12. Map how your audience actually sees you

"My brand is [describe] and my audience is [describe]. Based on my current messaging [paste], describe how a prospect likely perceives us today versus how I want to be perceived. Identify the biggest gap and the fastest way to close it."

13. Write your brand story

"Write my brand's origin story in 200 words: the problem I saw, why I cared, what I built, and who it's for. Make it human and specific, not a hero-founder cliché. Give me a short version for an About page and a one-paragraph version for a bio."

14. Audit a rebrand or refresh

"I'm considering [a rebrand / refresh / repositioning] because [reason]. Here's where the brand is now [describe] and where I want it to go [describe]. Walk through what should change, what should stay (brand equity I'd be foolish to throw away), and the risks of the move."

Consistency

15. Build a brand messaging framework (and use it to check content)
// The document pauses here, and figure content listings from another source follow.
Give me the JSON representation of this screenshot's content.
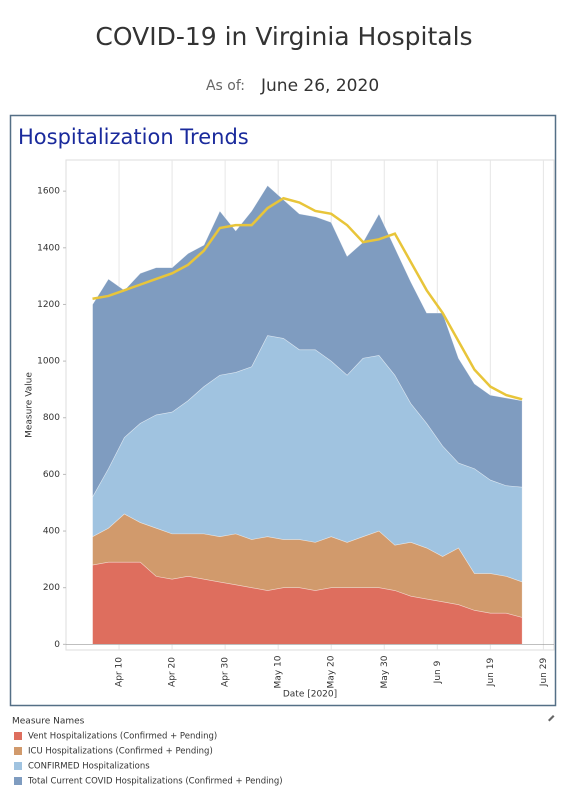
{
  "chart_data": {
    "type": "area",
    "title": "COVID-19 in Virginia Hospitals",
    "as_of_label": "As of:",
    "as_of_date": "June 26, 2020",
    "subtitle": "Hospitalization Trends",
    "ylabel": "Measure Value",
    "xlabel": "Date [2020]",
    "legend_title": "Measure Names",
    "x": [
      "2020-04-05",
      "2020-04-08",
      "2020-04-11",
      "2020-04-14",
      "2020-04-17",
      "2020-04-20",
      "2020-04-23",
      "2020-04-26",
      "2020-04-29",
      "2020-05-02",
      "2020-05-05",
      "2020-05-08",
      "2020-05-11",
      "2020-05-14",
      "2020-05-17",
      "2020-05-20",
      "2020-05-23",
      "2020-05-26",
      "2020-05-29",
      "2020-06-01",
      "2020-06-04",
      "2020-06-07",
      "2020-06-10",
      "2020-06-13",
      "2020-06-16",
      "2020-06-19",
      "2020-06-22",
      "2020-06-25"
    ],
    "series": [
      {
        "name": "Total Current COVID Hospitalizations (Confirmed + Pending)",
        "color": "#7f9cc0",
        "style": "area",
        "values": [
          1200,
          1290,
          1250,
          1310,
          1330,
          1330,
          1380,
          1410,
          1530,
          1460,
          1530,
          1620,
          1570,
          1520,
          1510,
          1490,
          1370,
          1420,
          1520,
          1400,
          1280,
          1170,
          1170,
          1010,
          920,
          880,
          870,
          860
        ]
      },
      {
        "name": "CONFIRMED Hospitalizations",
        "color": "#a0c3e0",
        "style": "area",
        "values": [
          520,
          620,
          730,
          780,
          810,
          820,
          860,
          910,
          950,
          960,
          980,
          1090,
          1080,
          1040,
          1040,
          1000,
          950,
          1010,
          1020,
          950,
          850,
          780,
          700,
          640,
          620,
          580,
          560,
          555
        ]
      },
      {
        "name": "ICU Hospitalizations (Confirmed + Pending)",
        "color": "#d19a6c",
        "style": "area",
        "values": [
          380,
          410,
          460,
          430,
          410,
          390,
          390,
          390,
          380,
          390,
          370,
          380,
          370,
          370,
          360,
          380,
          360,
          380,
          400,
          350,
          360,
          340,
          310,
          340,
          250,
          250,
          240,
          220
        ]
      },
      {
        "name": "Vent Hospitalizations (Confirmed + Pending)",
        "color": "#de6e5e",
        "style": "area",
        "values": [
          280,
          290,
          290,
          290,
          240,
          230,
          240,
          230,
          220,
          210,
          200,
          190,
          200,
          200,
          190,
          200,
          200,
          200,
          200,
          190,
          170,
          160,
          150,
          140,
          120,
          110,
          110,
          95
        ]
      },
      {
        "color": "#e8c53a",
        "style": "line",
        "values": [
          1220,
          1230,
          1250,
          1270,
          1290,
          1310,
          1340,
          1390,
          1470,
          1480,
          1480,
          1540,
          1575,
          1560,
          1530,
          1520,
          1480,
          1420,
          1430,
          1450,
          1350,
          1250,
          1170,
          1070,
          970,
          910,
          880,
          865
        ]
      }
    ],
    "legend_order": [
      3,
      2,
      1,
      0
    ],
    "xlim": [
      "2020-03-31",
      "2020-07-01"
    ],
    "xticks": [
      {
        "value": "2020-04-10",
        "label": "Apr 10"
      },
      {
        "value": "2020-04-20",
        "label": "Apr 20"
      },
      {
        "value": "2020-04-30",
        "label": "Apr 30"
      },
      {
        "value": "2020-05-10",
        "label": "May 10"
      },
      {
        "value": "2020-05-20",
        "label": "May 20"
      },
      {
        "value": "2020-05-30",
        "label": "May 30"
      },
      {
        "value": "2020-06-09",
        "label": "Jun 9"
      },
      {
        "value": "2020-06-19",
        "label": "Jun 19"
      },
      {
        "value": "2020-06-29",
        "label": "Jun 29"
      }
    ],
    "ylim": [
      -20,
      1710
    ],
    "yticks": [
      0,
      200,
      400,
      600,
      800,
      1000,
      1200,
      1400,
      1600
    ],
    "grid": "x"
  }
}
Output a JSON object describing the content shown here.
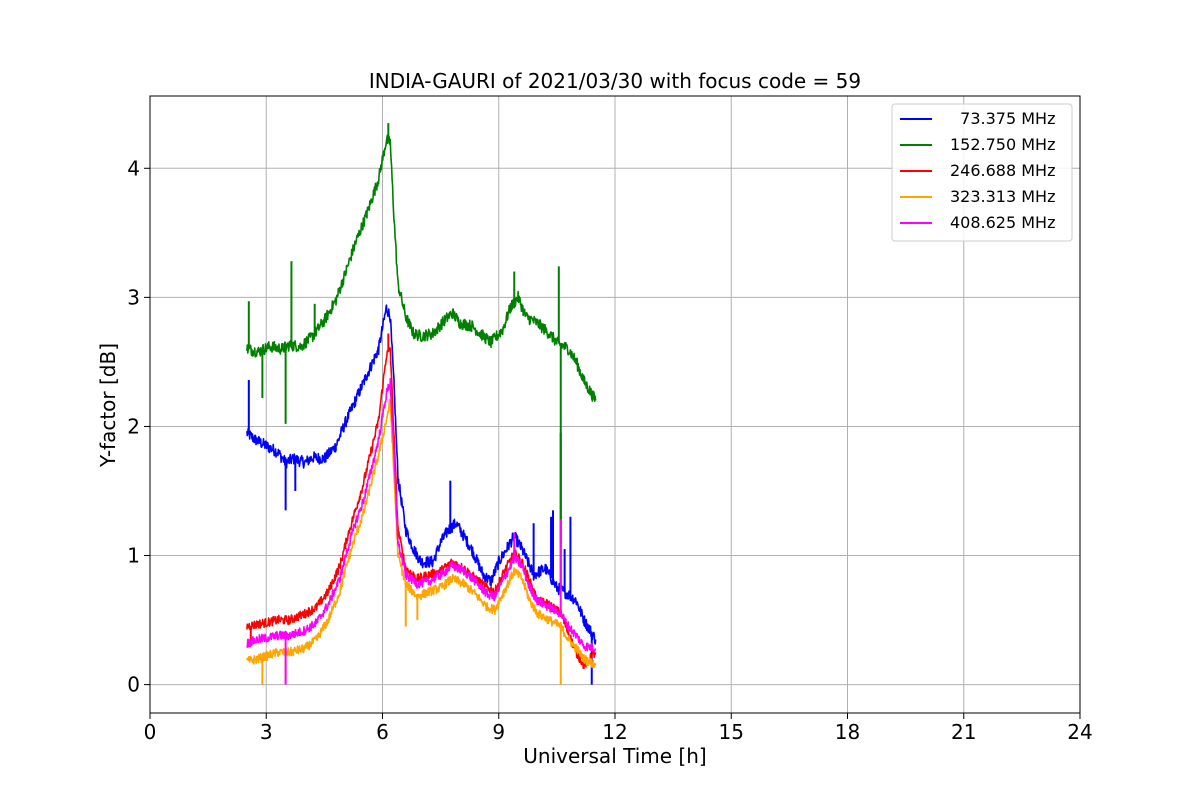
{
  "chart_data": {
    "type": "line",
    "title": "INDIA-GAURI of 2021/03/30 with focus code = 59",
    "xlabel": "Universal Time [h]",
    "ylabel": "Y-factor [dB]",
    "xlim": [
      0,
      24
    ],
    "ylim": [
      -0.22,
      4.56
    ],
    "xticks": [
      0,
      3,
      6,
      9,
      12,
      15,
      18,
      21,
      24
    ],
    "yticks": [
      0,
      1,
      2,
      3,
      4
    ],
    "grid": true,
    "legend_position": "top-right",
    "series": [
      {
        "name": "  73.375 MHz",
        "color": "#0000ff",
        "points": [
          [
            2.5,
            1.95
          ],
          [
            2.7,
            1.9
          ],
          [
            3.0,
            1.85
          ],
          [
            3.3,
            1.8
          ],
          [
            3.5,
            1.72
          ],
          [
            3.7,
            1.75
          ],
          [
            4.0,
            1.72
          ],
          [
            4.2,
            1.76
          ],
          [
            4.5,
            1.75
          ],
          [
            4.8,
            1.85
          ],
          [
            5.0,
            2.0
          ],
          [
            5.3,
            2.2
          ],
          [
            5.6,
            2.4
          ],
          [
            5.9,
            2.6
          ],
          [
            6.1,
            2.92
          ],
          [
            6.2,
            2.85
          ],
          [
            6.3,
            2.3
          ],
          [
            6.4,
            1.6
          ],
          [
            6.6,
            1.2
          ],
          [
            6.8,
            1.05
          ],
          [
            7.0,
            0.95
          ],
          [
            7.3,
            0.95
          ],
          [
            7.5,
            1.1
          ],
          [
            7.7,
            1.2
          ],
          [
            7.9,
            1.25
          ],
          [
            8.1,
            1.15
          ],
          [
            8.3,
            1.05
          ],
          [
            8.6,
            0.85
          ],
          [
            8.8,
            0.8
          ],
          [
            9.0,
            0.95
          ],
          [
            9.2,
            1.05
          ],
          [
            9.4,
            1.15
          ],
          [
            9.6,
            1.05
          ],
          [
            9.9,
            0.85
          ],
          [
            10.2,
            0.9
          ],
          [
            10.5,
            0.75
          ],
          [
            10.8,
            0.7
          ],
          [
            11.0,
            0.65
          ],
          [
            11.2,
            0.5
          ],
          [
            11.5,
            0.35
          ]
        ],
        "spikes": [
          [
            2.55,
            2.36
          ],
          [
            3.5,
            1.35
          ],
          [
            3.75,
            1.5
          ],
          [
            7.75,
            1.58
          ],
          [
            9.9,
            1.25
          ],
          [
            10.4,
            1.35
          ],
          [
            10.35,
            1.3
          ],
          [
            10.6,
            1.95
          ],
          [
            10.7,
            1.05
          ],
          [
            10.85,
            1.3
          ],
          [
            11.4,
            0.0
          ]
        ]
      },
      {
        "name": "152.750 MHz",
        "color": "#008000",
        "points": [
          [
            2.5,
            2.6
          ],
          [
            2.8,
            2.58
          ],
          [
            3.1,
            2.62
          ],
          [
            3.4,
            2.6
          ],
          [
            3.6,
            2.63
          ],
          [
            3.9,
            2.62
          ],
          [
            4.2,
            2.7
          ],
          [
            4.5,
            2.82
          ],
          [
            4.8,
            2.98
          ],
          [
            5.0,
            3.15
          ],
          [
            5.3,
            3.42
          ],
          [
            5.6,
            3.65
          ],
          [
            5.9,
            3.92
          ],
          [
            6.1,
            4.22
          ],
          [
            6.2,
            4.2
          ],
          [
            6.3,
            3.6
          ],
          [
            6.4,
            3.1
          ],
          [
            6.6,
            2.85
          ],
          [
            6.8,
            2.72
          ],
          [
            7.0,
            2.7
          ],
          [
            7.3,
            2.72
          ],
          [
            7.6,
            2.82
          ],
          [
            7.8,
            2.88
          ],
          [
            8.0,
            2.8
          ],
          [
            8.3,
            2.78
          ],
          [
            8.6,
            2.7
          ],
          [
            8.8,
            2.65
          ],
          [
            9.1,
            2.75
          ],
          [
            9.3,
            2.92
          ],
          [
            9.5,
            3.0
          ],
          [
            9.7,
            2.85
          ],
          [
            10.0,
            2.8
          ],
          [
            10.3,
            2.72
          ],
          [
            10.5,
            2.65
          ],
          [
            10.8,
            2.6
          ],
          [
            11.0,
            2.5
          ],
          [
            11.2,
            2.35
          ],
          [
            11.5,
            2.2
          ]
        ],
        "spikes": [
          [
            2.55,
            2.97
          ],
          [
            2.9,
            2.22
          ],
          [
            3.5,
            2.02
          ],
          [
            3.65,
            3.28
          ],
          [
            4.25,
            2.95
          ],
          [
            6.15,
            4.35
          ],
          [
            9.4,
            3.2
          ],
          [
            10.55,
            3.24
          ],
          [
            10.6,
            1.1
          ]
        ]
      },
      {
        "name": "246.688 MHz",
        "color": "#ff0000",
        "points": [
          [
            2.5,
            0.45
          ],
          [
            2.8,
            0.47
          ],
          [
            3.0,
            0.48
          ],
          [
            3.3,
            0.5
          ],
          [
            3.6,
            0.5
          ],
          [
            4.0,
            0.55
          ],
          [
            4.3,
            0.6
          ],
          [
            4.6,
            0.72
          ],
          [
            4.9,
            0.92
          ],
          [
            5.1,
            1.15
          ],
          [
            5.3,
            1.35
          ],
          [
            5.5,
            1.55
          ],
          [
            5.7,
            1.8
          ],
          [
            5.9,
            2.05
          ],
          [
            6.1,
            2.55
          ],
          [
            6.2,
            2.6
          ],
          [
            6.3,
            1.9
          ],
          [
            6.4,
            1.2
          ],
          [
            6.6,
            0.9
          ],
          [
            6.9,
            0.82
          ],
          [
            7.2,
            0.85
          ],
          [
            7.5,
            0.88
          ],
          [
            7.8,
            0.95
          ],
          [
            8.1,
            0.9
          ],
          [
            8.4,
            0.82
          ],
          [
            8.7,
            0.75
          ],
          [
            8.9,
            0.72
          ],
          [
            9.1,
            0.85
          ],
          [
            9.4,
            1.02
          ],
          [
            9.6,
            0.95
          ],
          [
            9.8,
            0.8
          ],
          [
            10.0,
            0.65
          ],
          [
            10.3,
            0.62
          ],
          [
            10.6,
            0.55
          ],
          [
            10.8,
            0.4
          ],
          [
            11.0,
            0.25
          ],
          [
            11.2,
            0.15
          ],
          [
            11.5,
            0.25
          ]
        ],
        "spikes": [
          [
            2.6,
            0.3
          ],
          [
            6.15,
            2.72
          ]
        ]
      },
      {
        "name": "323.313 MHz",
        "color": "#ffa500",
        "points": [
          [
            2.5,
            0.18
          ],
          [
            2.8,
            0.2
          ],
          [
            3.0,
            0.22
          ],
          [
            3.3,
            0.25
          ],
          [
            3.6,
            0.25
          ],
          [
            4.0,
            0.28
          ],
          [
            4.3,
            0.35
          ],
          [
            4.6,
            0.5
          ],
          [
            4.9,
            0.72
          ],
          [
            5.1,
            0.95
          ],
          [
            5.3,
            1.15
          ],
          [
            5.5,
            1.32
          ],
          [
            5.7,
            1.55
          ],
          [
            5.9,
            1.78
          ],
          [
            6.1,
            2.05
          ],
          [
            6.2,
            2.2
          ],
          [
            6.3,
            1.6
          ],
          [
            6.4,
            1.0
          ],
          [
            6.6,
            0.78
          ],
          [
            6.9,
            0.68
          ],
          [
            7.2,
            0.72
          ],
          [
            7.5,
            0.75
          ],
          [
            7.8,
            0.82
          ],
          [
            8.1,
            0.78
          ],
          [
            8.4,
            0.7
          ],
          [
            8.7,
            0.6
          ],
          [
            8.9,
            0.58
          ],
          [
            9.1,
            0.7
          ],
          [
            9.4,
            0.88
          ],
          [
            9.6,
            0.82
          ],
          [
            9.8,
            0.65
          ],
          [
            10.0,
            0.55
          ],
          [
            10.3,
            0.5
          ],
          [
            10.6,
            0.45
          ],
          [
            10.8,
            0.35
          ],
          [
            11.0,
            0.28
          ],
          [
            11.2,
            0.2
          ],
          [
            11.5,
            0.15
          ]
        ],
        "spikes": [
          [
            2.9,
            0.0
          ],
          [
            3.5,
            0.02
          ],
          [
            6.6,
            0.45
          ],
          [
            6.9,
            0.5
          ],
          [
            10.6,
            0.0
          ]
        ]
      },
      {
        "name": "408.625 MHz",
        "color": "#ff00ff",
        "points": [
          [
            2.5,
            0.32
          ],
          [
            2.8,
            0.35
          ],
          [
            3.0,
            0.36
          ],
          [
            3.3,
            0.38
          ],
          [
            3.6,
            0.38
          ],
          [
            4.0,
            0.42
          ],
          [
            4.3,
            0.48
          ],
          [
            4.6,
            0.62
          ],
          [
            4.9,
            0.82
          ],
          [
            5.1,
            1.05
          ],
          [
            5.3,
            1.25
          ],
          [
            5.5,
            1.42
          ],
          [
            5.7,
            1.65
          ],
          [
            5.9,
            1.9
          ],
          [
            6.1,
            2.25
          ],
          [
            6.2,
            2.35
          ],
          [
            6.3,
            1.75
          ],
          [
            6.4,
            1.1
          ],
          [
            6.6,
            0.85
          ],
          [
            6.9,
            0.78
          ],
          [
            7.2,
            0.8
          ],
          [
            7.5,
            0.85
          ],
          [
            7.8,
            0.92
          ],
          [
            8.1,
            0.88
          ],
          [
            8.4,
            0.8
          ],
          [
            8.7,
            0.7
          ],
          [
            8.9,
            0.68
          ],
          [
            9.1,
            0.8
          ],
          [
            9.4,
            0.98
          ],
          [
            9.6,
            0.92
          ],
          [
            9.8,
            0.75
          ],
          [
            10.0,
            0.65
          ],
          [
            10.3,
            0.6
          ],
          [
            10.6,
            0.55
          ],
          [
            10.8,
            0.45
          ],
          [
            11.0,
            0.38
          ],
          [
            11.2,
            0.3
          ],
          [
            11.5,
            0.28
          ]
        ],
        "spikes": [
          [
            3.5,
            0.0
          ],
          [
            10.6,
            1.28
          ],
          [
            9.4,
            1.18
          ]
        ]
      }
    ]
  }
}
"Turn everything above into a one-page brand messaging framework: positioning, promise, pillars, voice, and audience. Then use it to review this piece of content [paste] and tell me where it's on-brand and where it drifts."

Make these brand prompts even better

  • Do prompt 1 and prompt 8 first, then reuse them. Your positioning statement and voice guide become the context you paste into every other prompt, that's what keeps the output consistent instead of contradictory.
  • Give it your competitors. Brand strategy is relative. The AI can't tell you how to stand out if it doesn't know what you're standing out from.
  • Use it to pressure-test, not just generate. Add "challenge this, where is it weak or generic?" Good brand strategy survives scrutiny.

Want these as a copy-paste pack plus the rest of my library? Grab my free AI prompt pack. And if you'd like your brand strategy built for you (plus a custom GPT trained on it), that's what my done-for-you AI plans deliver.

Frequently asked questions

What are the best AI prompts for brand strategy? Start with the foundational ones: a positioning statement (prompt 1), your purpose and values (prompt 2), and your differentiation (prompt 5). Those three define the brand; everything else (voice, taglines, story) flows from them. The 15 above cover the full strategy in order.

Can AI actually help with brand positioning? Yes, when you feed it specifics. AI is strong at structuring your positioning, spotting where you sound like competitors, and generating sharper alternatives. It can't decide what your brand means, that's your call, but it's an excellent thinking partner for getting there faster.

Which AI is best for branding work? Any of the big three work with these prompts. I prefer Claude for nuanced brand and voice work because it holds context well and writes naturally, but ChatGPT and Gemini are strong too. See my full model comparison to choose.

Is this the same as personal branding? No. This is about your business or product brand (positioning, category, differentiation). For building your own name, audience, and content as an individual, use my personal branding prompts instead.